Muhl E, Gatermann S, Iven H, Dendorfer A, Bruch H P
Department of Surgery, University of Luebeck, Germany.
Ann Vasc Surg. 1996 May;10(3):244-53. doi: 10.1007/BF02001890.
Methicillin-resistant strains of Staphylococcus epidermidis cause an increasing number of prosthetic infections. This prompted us to test the uptake of vancomycin in various graft materials in vitro, its influence on graft healing, and its efficacy against graft infection in pigs. Incubation of six different Dacron graft materials in a vancomycin solution (20 gm/L) was performed. Grafts were then placed in plasma, and samples were taken over 72 hours to determine vancomycin levels. Release of vancomycin ranged from 775 micrograms/cm2 to 3691 micrograms/cm2 after 1 hour of incubation. Gelatin-covered grafts increased release of vancomycin fourfold when incubation time was extended to 24 hours: uncovered grafts or the collagen-covered graft did not. Graft healing was not complicated when a vancomycin-bonded, gelatin-impregnated Dacron graft was implanted to replace the common femoral artery in pigs. Four weeks after implantation, histologic examination revealed normal development of neointima and perigraft scar tissue in the vancomycin-treated (n = 4) and untreated (n = 5) grafts. To test the efficacy of local vancomycin against graft infection, grafts were implanted in the groin of pigs and contaminated with 2 x 10(7) colony-forming units of Staphylococcus aureus. Four weeks after implantation, all grafts were infected in the untreated group (n = 6), with abscess, nonincorporated graft, and detection of S. aureus from the graft. In the treatment group (n = 6) vancomycin was added to the contaminated grafts. As a carrier for the vancomycin, we used a resorbable gelatin-glycerol foam. All grafts healed without infection. The difference between the treated and untreated groups is statistically significant (p < 0.05). We conclude that it may be effective to prevent graft infection with local application of vancomycin if an in situ replacement of infected graft (infected by gram-positive bacteria) is necessary or if there is a high risk of infection by methicillin-resistant- staphylococci.

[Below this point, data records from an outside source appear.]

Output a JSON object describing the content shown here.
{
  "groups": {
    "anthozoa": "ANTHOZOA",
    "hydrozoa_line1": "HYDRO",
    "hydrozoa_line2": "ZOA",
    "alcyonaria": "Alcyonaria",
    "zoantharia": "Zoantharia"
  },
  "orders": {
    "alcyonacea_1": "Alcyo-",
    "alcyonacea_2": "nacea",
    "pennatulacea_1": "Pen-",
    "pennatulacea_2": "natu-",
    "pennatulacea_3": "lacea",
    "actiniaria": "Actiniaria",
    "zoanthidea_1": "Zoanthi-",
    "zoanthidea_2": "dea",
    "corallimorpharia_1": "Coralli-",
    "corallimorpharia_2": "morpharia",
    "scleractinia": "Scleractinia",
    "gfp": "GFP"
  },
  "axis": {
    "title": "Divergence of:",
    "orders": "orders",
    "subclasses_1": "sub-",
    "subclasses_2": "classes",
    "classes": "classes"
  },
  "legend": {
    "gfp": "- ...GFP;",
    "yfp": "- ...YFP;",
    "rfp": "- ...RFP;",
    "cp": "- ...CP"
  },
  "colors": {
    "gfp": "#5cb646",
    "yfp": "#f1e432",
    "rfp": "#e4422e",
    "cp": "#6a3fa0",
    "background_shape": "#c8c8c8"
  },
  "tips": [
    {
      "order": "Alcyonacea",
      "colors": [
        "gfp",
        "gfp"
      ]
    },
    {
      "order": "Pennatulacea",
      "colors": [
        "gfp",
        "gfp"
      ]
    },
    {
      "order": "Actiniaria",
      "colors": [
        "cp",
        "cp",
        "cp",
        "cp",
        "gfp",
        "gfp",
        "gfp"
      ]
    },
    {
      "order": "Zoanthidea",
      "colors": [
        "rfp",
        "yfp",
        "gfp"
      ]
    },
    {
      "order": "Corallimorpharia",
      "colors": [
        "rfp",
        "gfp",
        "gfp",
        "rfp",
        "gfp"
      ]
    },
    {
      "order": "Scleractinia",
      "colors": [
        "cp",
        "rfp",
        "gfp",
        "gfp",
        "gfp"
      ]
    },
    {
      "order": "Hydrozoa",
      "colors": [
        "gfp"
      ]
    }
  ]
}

耐甲氧西林表皮葡萄球菌菌株导致越来越多的人工假体感染。这促使我们在体外测试各种移植材料对万古霉素的摄取情况、其对移植愈合的影响以及其对猪移植感染的疗效。将六种不同的涤纶移植材料置于万古霉素溶液(20 g/L)中进行孵育。然后将移植材料置于血浆中,并在72小时内取样以测定万古霉素水平。孵育1小时后,万古霉素的释放量在775微克/平方厘米至3691微克/平方厘米之间。当孵育时间延长至24小时时,明胶包被的移植材料使万古霉素的释放量增加了四倍:未包被的移植材料或胶原包被的移植材料则没有。当将结合万古霉素、浸渍明胶的涤纶移植材料植入猪体内以替代股总动脉时,移植愈合未出现并发症。植入四周后,组织学检查显示,经万古霉素处理的移植材料(n = 4)和未处理的移植材料(n = 5)中新内膜和移植周围瘢痕组织发育正常。为了测试局部应用万古霉素对移植感染的疗效,将移植材料植入猪的腹股沟并接种2×10⁷个金黄色葡萄球菌菌落形成单位。植入四周后,未处理组(n = 6)的所有移植材料均被感染,出现脓肿、移植材料未融合以及从移植材料中检测到金黄色葡萄球菌。在治疗组(n = 6)中,将万古霉素添加到受污染的移植材料中。作为万古霉素的载体,我们使用了可吸收的明胶 - 甘油泡沫。所有移植材料均愈合且未发生感染。治疗组和未治疗组之间的差异具有统计学意义(p < 0.05)。我们得出结论,如果需要原位替换感染的移植材料(被革兰氏阳性菌感染)或存在耐甲氧西林葡萄球菌感染的高风险,局部应用万古霉素预防移植感染可能是有效的。